When I write an essay such as this, get it published in a book, and put it on a shelf in a bookstore or museum, I’m participating in the production of space. The same is true for producing art: when I produce images and put them in a gallery or museum or sell them to collectors, I’m helping to produce a space some call the “art world.” The same holds true for “geography”: when I study geography, write about geography, teach geography, go to geography conferences, and take part in a geography department, I’m helping to produce a space called “geography.” None of these examples is a metaphor: the “space” of culture isn’t just Raymond Williams’s “structure of feeling” but, as my friends Ruth Wilson Gilmore and Clayton Rosati underline, an “infrastructure of feeling.”…
ut simply, geographers don’t just study geography, they create geographies…..
Experimental geography means practices that take on the production of space in a self-reflexive way, practices that recognize that cultural production and the production of space cannot be separated from each another, and that cultural and intellectual production is a spatial practice. Moreover, experimental geography means not only seeing the production of space as an ontological condition, but actively experimenting with the production of space as an integral part of one’s own practice. If human activities are inextricably spatial, then new forms of freedom and democracy can only emerge in dialectical relation to the production of new spaces. I deliberately use one of modernism’s keywords, “experimental,” for two reasons. First is to acknowledge and affirm the modernist notion that things can be better, that humans are capable of improving their own conditions, to keep cynicism and defeatism at arm’s length. Moreover, experimentation means production without guarantees, and producing new forms of space certainly comes without guarantees. Space is not deterministic, and the production of new spaces isn’t easy….

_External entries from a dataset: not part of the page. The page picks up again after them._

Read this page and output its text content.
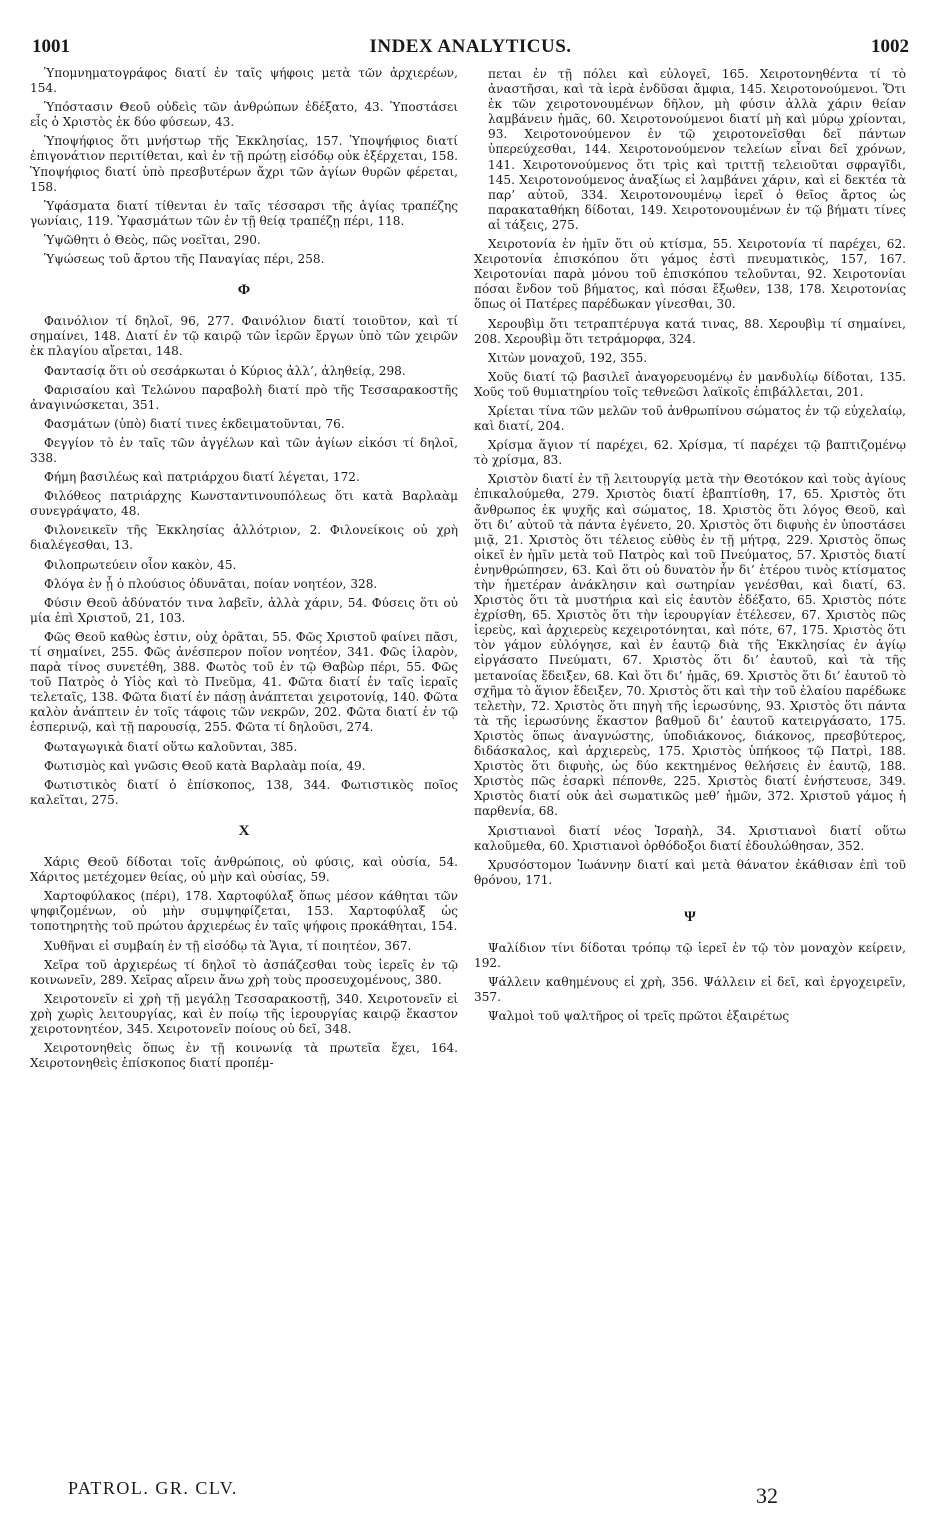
1001	INDEX ANALYTICUS.	1002

Ὑπομνηματογράφος διατί ἐν ταῖς ψήφοις μετὰ τῶν ἀρχιερέων, 154.

Ὑπόστασιν Θεοῦ οὐδεὶς τῶν ἀνθρώπων ἐδέξατο, 43. Ὑποστάσει εἷς ὁ Χριστὸς ἐκ δύο φύσεων, 43.

Ὑποψήφιος ὅτι μνήστωρ τῆς Ἐκκλησίας, 157. Ὑποψήφιος διατί ἐπιγονάτιον περιτίθεται, καὶ ἐν τῇ πρώτῃ εἰσόδῳ οὐκ ἐξέρχεται, 158. Ὑποψήφιος διατί ὑπὸ πρεσβυτέρων ἄχρι τῶν ἁγίων θυρῶν φέρεται, 158.

Ὑφάσματα διατί τίθενται ἐν ταῖς τέσσαρσι τῆς ἁγίας τραπέζης γωνίαις, 119. Ὑφασμάτων τῶν ἐν τῇ θείᾳ τραπέζῃ πέρι, 118.

Ὑψῶθητι ὁ Θεὸς, πῶς νοεῖται, 290.

Ὑψώσεως τοῦ ἄρτου τῆς Παναγίας πέρι, 258.

Φ

Φαινόλιον τί δηλοῖ, 96, 277. Φαινόλιον διατί τοιοῦτον, καὶ τί σημαίνει, 148. Διατί ἐν τῷ καιρῷ τῶν ἱερῶν ἔργων ὑπὸ τῶν χειρῶν ἐκ πλαγίου αἴρεται, 148.

Φαντασίᾳ ὅτι οὐ σεσάρκωται ὁ Κύριος ἀλλ’, ἀληθείᾳ, 298.

Φαρισαίου καὶ Τελώνου παραβολὴ διατί πρὸ τῆς Τεσσαρακοστῆς ἀναγινώσκεται, 351.

Φασμάτων (ὑπὸ) διατί τινες ἐκδειματοῦνται, 76.

Φεγγίον τὸ ἐν ταῖς τῶν ἀγγέλων καὶ τῶν ἁγίων εἰκόσι τί δηλοῖ, 338.

Φήμη βασιλέως καὶ πατριάρχου διατί λέγεται, 172.

Φιλόθεος πατριάρχης Κωνσταντινουπόλεως ὅτι κατὰ Βαρλαὰμ συνεγράψατο, 48.

Φιλονεικεῖν τῆς Ἐκκλησίας ἀλλότριον, 2. Φιλονείκοις οὐ χρὴ διαλέγεσθαι, 13.

Φιλοπρωτεύειν οἷον κακὸν, 45.

Φλόγα ἐν ᾗ ὁ πλούσιος ὀδυνᾶται, ποίαν νοητέον, 328.

Φύσιν Θεοῦ ἀδύνατόν τινα λαβεῖν, ἀλλὰ χάριν, 54. Φύσεις ὅτι οὐ μία ἐπὶ Χριστοῦ, 21, 103.

Φῶς Θεοῦ καθὼς ἐστιν, οὐχ ὁρᾶται, 55. Φῶς Χριστοῦ φαίνει πᾶσι, τί σημαίνει, 255. Φῶς ἀνέσπερον ποῖον νοητέον, 341. Φῶς ἱλαρὸν, παρὰ τίνος συνετέθη, 388. Φωτὸς τοῦ ἐν τῷ Θαβὼρ πέρι, 55. Φῶς τοῦ Πατρὸς ὁ Υἱὸς καὶ τὸ Πνεῦμα, 41. Φῶτα διατί ἐν ταῖς ἱεραῖς τελεταῖς, 138. Φῶτα διατί ἐν πάσῃ ἀνάπτεται χειροτονίᾳ, 140. Φῶτα καλὸν ἀνάπτειν ἐν τοῖς τάφοις τῶν νεκρῶν, 202. Φῶτα διατί ἐν τῷ ἑσπερινῷ, καὶ τῇ παρουσίᾳ, 255. Φῶτα τί δηλοῦσι, 274.

Φωταγωγικὰ διατί οὕτω καλοῦνται, 385.

Φωτισμὸς καὶ γνῶσις Θεοῦ κατὰ Βαρλαὰμ ποία, 49.

Φωτιστικὸς διατί ὁ ἐπίσκοπος, 138, 344. Φωτιστικὸς ποῖος καλεῖται, 275.

Χ

Χάρις Θεοῦ δίδοται τοῖς ἀνθρώποις, οὐ φύσις, καὶ οὐσία, 54. Χάριτος μετέχομεν θείας, οὐ μὴν καὶ οὐσίας, 59.

Χαρτοφύλακος (πέρι), 178. Χαρτοφύλαξ ὅπως μέσον κάθηται τῶν ψηφιζομένων, οὐ μὴν συμψηφίζεται, 153. Χαρτοφύλαξ ὡς τοποτηρητὴς τοῦ πρώτου ἀρχιερέως ἐν ταῖς ψήφοις προκάθηται, 154.

Χυθῆναι εἰ συμβαίη ἐν τῇ εἰσόδῳ τὰ Ἅγια, τί ποιητέον, 367.

Χεῖρα τοῦ ἀρχιερέως τί δηλοῖ τὸ ἀσπάζεσθαι τοὺς ἱερεῖς ἐν τῷ κοινωνεῖν, 289. Χεῖρας αἴρειν ἄνω χρὴ τοὺς προσευχομένους, 380.

Χειροτονεῖν εἰ χρὴ τῇ μεγάλῃ Τεσσαρακοστῇ, 340. Χειροτονεῖν εἰ χρὴ χωρὶς λειτουργίας, καὶ ἐν ποίῳ τῆς ἱερουργίας καιρῷ ἕκαστον χειροτονητέον, 345. Χειροτονεῖν ποίους οὐ δεῖ, 348.

Χειροτονηθεὶς ὅπως ἐν τῇ κοινωνίᾳ τὰ πρωτεῖα ἔχει, 164. Χειροτονηθεὶς ἐπίσκοπος διατί προπέμ-

πεται ἐν τῇ πόλει καὶ εὐλογεῖ, 165. Χειροτονηθέντα τί τὸ ἀναστῆσαι, καὶ τὰ ἱερὰ ἐνδῦσαι ἄμφια, 145. Χειροτονούμενοι. Ὅτι ἐκ τῶν χειροτονουμένων δῆλον, μὴ φύσιν ἀλλὰ χάριν θείαν λαμβάνειν ἡμᾶς, 60. Χειροτονούμενοι διατί μὴ καὶ μύρῳ χρίονται, 93. Χειροτονούμενον ἐν τῷ χειροτονεῖσθαι δεῖ πάντων ὑπερεύχεσθαι, 144. Χειροτονούμενον τελείων εἶναι δεῖ χρόνων, 141. Χειροτονούμενος ὅτι τρὶς καὶ τριττῇ τελειοῦται σφραγῖδι, 145. Χειροτονούμενος ἀναξίως εἰ λαμβάνει χάριν, καὶ εἰ δεκτέα τὰ παρ’ αὐτοῦ, 334. Χειροτονουμένῳ ἱερεῖ ὁ θεῖος ἄρτος ὡς παρακαταθήκη δίδοται, 149. Χειροτονουμένων ἐν τῷ βήματι τίνες αἱ τάξεις, 275.

Χειροτονία ἐν ἡμῖν ὅτι οὐ κτίσμα, 55. Χειροτονία τί παρέχει, 62. Χειροτονία ἐπισκόπου ὅτι γάμος ἐστὶ πνευματικὸς, 157, 167. Χειροτονίαι παρὰ μόνου τοῦ ἐπισκόπου τελοῦνται, 92. Χειροτονίαι πόσαι ἔνδον τοῦ βήματος, καὶ πόσαι ἔξωθεν, 138, 178. Χειροτονίας ὅπως οἱ Πατέρες παρέδωκαν γίνεσθαι, 30.

Χερουβὶμ ὅτι τετραπτέρυγα κατά τινας, 88. Χερουβὶμ τί σημαίνει, 208. Χερουβὶμ ὅτι τετράμορφα, 324.

Χιτὼν μοναχοῦ, 192, 355.

Χοῦς διατί τῷ βασιλεῖ ἀναγορευομένῳ ἐν μανδυλίῳ δίδοται, 135. Χοῦς τοῦ θυμιατηρίου τοῖς τεθνεῶσι λαϊκοῖς ἐπιβάλλεται, 201.

Χρίεται τίνα τῶν μελῶν τοῦ ἀνθρωπίνου σώματος ἐν τῷ εὐχελαίῳ, καὶ διατί, 204.

Χρίσμα ἅγιον τί παρέχει, 62. Χρίσμα, τί παρέχει τῷ βαπτιζομένῳ τὸ χρίσμα, 83.

Χριστὸν διατί ἐν τῇ λειτουργίᾳ μετὰ τὴν Θεοτόκον καὶ τοὺς ἁγίους ἐπικαλούμεθα, 279. Χριστὸς διατί ἐβαπτίσθη, 17, 65. Χριστὸς ὅτι ἄνθρωπος ἐκ ψυχῆς καὶ σώματος, 18. Χριστὸς ὅτι λόγος Θεοῦ, καὶ ὅτι δι’ αὐτοῦ τὰ πάντα ἐγένετο, 20. Χριστὸς ὅτι διφυὴς ἐν ὑποστάσει μιᾷ, 21. Χριστὸς ὅτι τέλειος εὐθὺς ἐν τῇ μήτρᾳ, 229. Χριστὸς ὅπως οἰκεῖ ἐν ἡμῖν μετὰ τοῦ Πατρὸς καὶ τοῦ Πνεύματος, 57. Χριστὸς διατί ἐνηνθρώπησεν, 63. Καὶ ὅτι οὐ δυνατὸν ἦν δι’ ἑτέρου τινὸς κτίσματος τὴν ἡμετέραν ἀνάκλησιν καὶ σωτηρίαν γενέσθαι, καὶ διατί, 63. Χριστὸς ὅτι τὰ μυστήρια καὶ εἰς ἑαυτὸν ἐδέξατο, 65. Χριστὸς πότε ἐχρίσθη, 65. Χριστὸς ὅτι τὴν ἱερουργίαν ἐτέλεσεν, 67. Χριστὸς πῶς ἱερεὺς, καὶ ἀρχιερεὺς κεχειροτόνηται, καὶ πότε, 67, 175. Χριστὸς ὅτι τὸν γάμον εὐλόγησε, καὶ ἐν ἑαυτῷ διὰ τῆς Ἐκκλησίας ἐν ἁγίῳ εἰργάσατο Πνεύματι, 67. Χριστὸς ὅτι δι’ ἑαυτοῦ, καὶ τὰ τῆς μετανοίας ἔδειξεν, 68. Καὶ ὅτι δι’ ἡμᾶς, 69. Χριστὸς ὅτι δι’ ἑαυτοῦ τὸ σχῆμα τὸ ἅγιον ἔδειξεν, 70. Χριστὸς ὅτι καὶ τὴν τοῦ ἐλαίου παρέδωκε τελετὴν, 72. Χριστὸς ὅτι πηγὴ τῆς ἱερωσύνης, 93. Χριστὸς ὅτι πάντα τὰ τῆς ἱερωσύνης ἕκαστον βαθμοῦ δι’ ἑαυτοῦ κατειργάσατο, 175. Χριστὸς ὅπως ἀναγνώστης, ὑποδιάκονος, διάκονος, πρεσβύτερος, διδάσκαλος, καὶ ἀρχιερεὺς, 175. Χριστὸς ὑπήκοος τῷ Πατρὶ, 188. Χριστὸς ὅτι διφυὴς, ὡς δύο κεκτημένος θελήσεις ἐν ἑαυτῷ, 188. Χριστὸς πῶς ἐσαρκὶ πέπονθε, 225. Χριστὸς διατί ἐνήστευσε, 349. Χριστὸς διατί οὐκ ἀεὶ σωματικῶς μεθ’ ἡμῶν, 372. Χριστοῦ γάμος ἡ παρθενία, 68.

Χριστιανοὶ διατί νέος Ἰσραὴλ, 34. Χριστιανοὶ διατί οὕτω καλοῦμεθα, 60. Χριστιανοὶ ὀρθόδοξοι διατί ἐδουλώθησαν, 352.

Χρυσόστομον Ἰωάννην διατί καὶ μετὰ θάνατον ἐκάθισαν ἐπὶ τοῦ θρόνου, 171.

Ψ

Ψαλίδιον τίνι δίδοται τρόπῳ τῷ ἱερεῖ ἐν τῷ τὸν μοναχὸν κείρειν, 192.

Ψάλλειν καθημένους εἰ χρὴ, 356. Ψάλλειν εἰ δεῖ, καὶ ἐργοχειρεῖν, 357.

Ψαλμοὶ τοῦ ψαλτῆρος οἱ τρεῖς πρῶτοι ἐξαιρέτως

PATROL. GR. CLV.	32
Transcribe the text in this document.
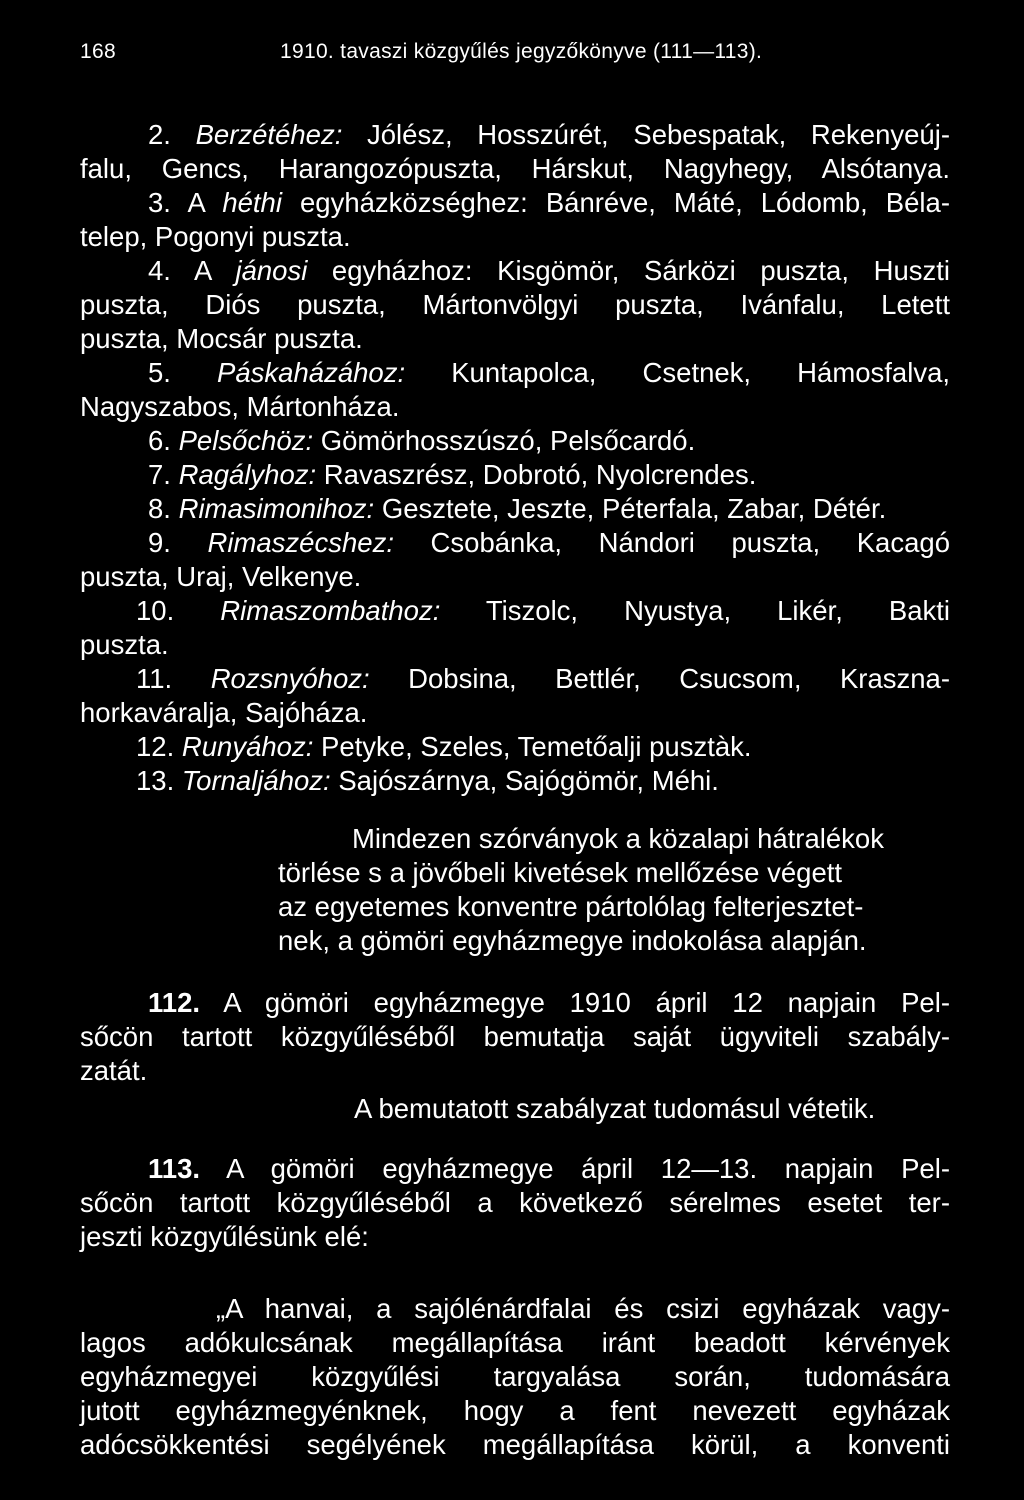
168	1910. tavaszi közgyűlés jegyzőkönyve (111—113).
2. Berzétéhez: Jólész, Hosszúrét, Sebespatak, Rekenyeúj-
falu, Gencs, Harangozópuszta, Hárskut, Nagyhegy, Alsótanya.
3. A héthi egyházközséghez: Bánréve, Máté, Lódomb, Béla-
telep, Pogonyi puszta.
4. A jánosi egyházhoz: Kisgömör, Sárközi puszta, Huszti
puszta, Diós puszta, Mártonvölgyi puszta, Ivánfalu, Letett
puszta, Mocsár puszta.
5. Páskaházához: Kuntapolca, Csetnek, Hámosfalva,
Nagyszabos, Mártonháza.
6. Pelsőchöz: Gömörhosszúszó, Pelsőcardó.
7. Ragályhoz: Ravaszrész, Dobrotó, Nyolcrendes.
8. Rimasimonihoz: Gesztete, Jeszte, Péterfala, Zabar, Détér.
9. Rimaszécshez: Csobánka, Nándori puszta, Kacagó
puszta, Uraj, Velkenye.
10. Rimaszombathoz: Tiszolc, Nyustya, Likér, Bakti
puszta.
11. Rozsnyóhoz: Dobsina, Bettlér, Csucsom, Kraszna-
horkaváralja, Sajóháza.
12. Runyához: Petyke, Szeles, Temetőalji pusztàk.
13. Tornaljához: Sajószárnya, Sajógömör, Méhi.
Mindezen szórványok a közalapi hátralékok
törlése s a jövőbeli kivetések mellőzése végett
az egyetemes konventre pártolólag felterjesztet-
nek, a gömöri egyházmegye indokolása alapján.
112. A gömöri egyházmegye 1910 ápril 12 napjain Pel-
sőcön tartott közgyűléséből bemutatja saját ügyviteli szabály-
zatát.
A bemutatott szabályzat tudomásul vétetik.
113. A gömöri egyházmegye ápril 12—13. napjain Pel-
sőcön tartott közgyűléséből a következő sérelmes esetet ter-
jeszti közgyűlésünk elé:
„A hanvai, a sajólénárdfalai és csizi egyházak vagy-
lagos adókulcsának megállapítása iránt beadott kérvények
egyházmegyei közgyűlési targyalása során, tudomására
jutott egyházmegyénknek, hogy a fent nevezett egyházak
adócsökkentési segélyének megállapítása körül, a konventi
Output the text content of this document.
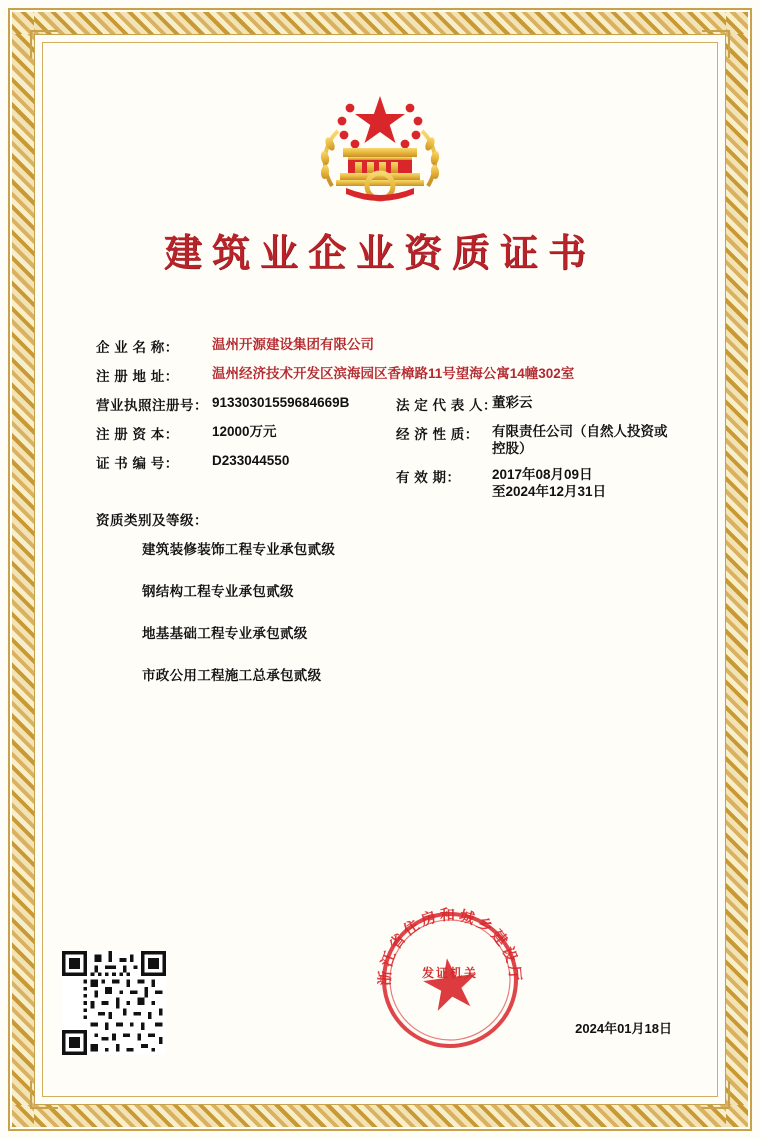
建筑业企业资质证书
企 业 名 称：	温州开源建设集团有限公司
注 册 地 址：	温州经济技术开发区滨海园区香樟路11号望海公寓14幢302室
营业执照注册号： 91330301559684669B
注 册 资 本：	12000万元
证 书 编 号：	D233044550
法 定 代 表 人：
董彩云
经 济 性 质： 有限责任公司（自然人投资或控股）
有 效 期：	2017年08月09日
至2024年12月31日
资质类别及等级：
建筑装修装饰工程专业承包贰级
钢结构工程专业承包贰级
地基基础工程专业承包贰级
市政公用工程施工总承包贰级
浙江省住房和城乡建设厅
发证机关
2024年01月18日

In Benjamin’s “Author as Producer”, he prefigured contemporary geographic thought when he refused to assume that a cultural work exists as a thing-unto-itself: “The dialectical approach,” he wrote, “has absolutely no use for such rigid, isolated things as work, novel, book. It has to insert them into the living social context.” Right there, Benjamin rejected the assumption that cultural works have any kind of ontological stability and instead suggested a relational way of thinking about them. Benjamin went on to make a distinction between works that have an “attitude” toward politics and works that inhabit a “position” within them. “Rather than ask ‘What is the attitude of a work to the relations of production of its time?’” he wrote, “I should like to ask, ‘What is its position in them?’” Benjamin, in other words, was identifying the relations of production that give rise to cultural work as a crucial political moment. For Benjamin, producing truly radical or liberatory cultural works meant producing liberatory spaces from which cultural works could emerge. …..
Experimental geography expands Benjamin’s call for cultural workers to move beyond “critique” as an end in itself and to take up a “position” within the politics of lived experience. Following Benjamin, experimental geography takes for granted the fact that there can be no “outside” of politics, because there can be no “outside” to the production of space (and the production of space is ipso facto political)……
The task of experimental geography, then, is to seize the opportunities that present themselves in the spatial practices of culture. To move beyond critical reflection, critique alone, and political “attitudes,” into the realm of practice. To experiment with creating new spaces, new ways of being.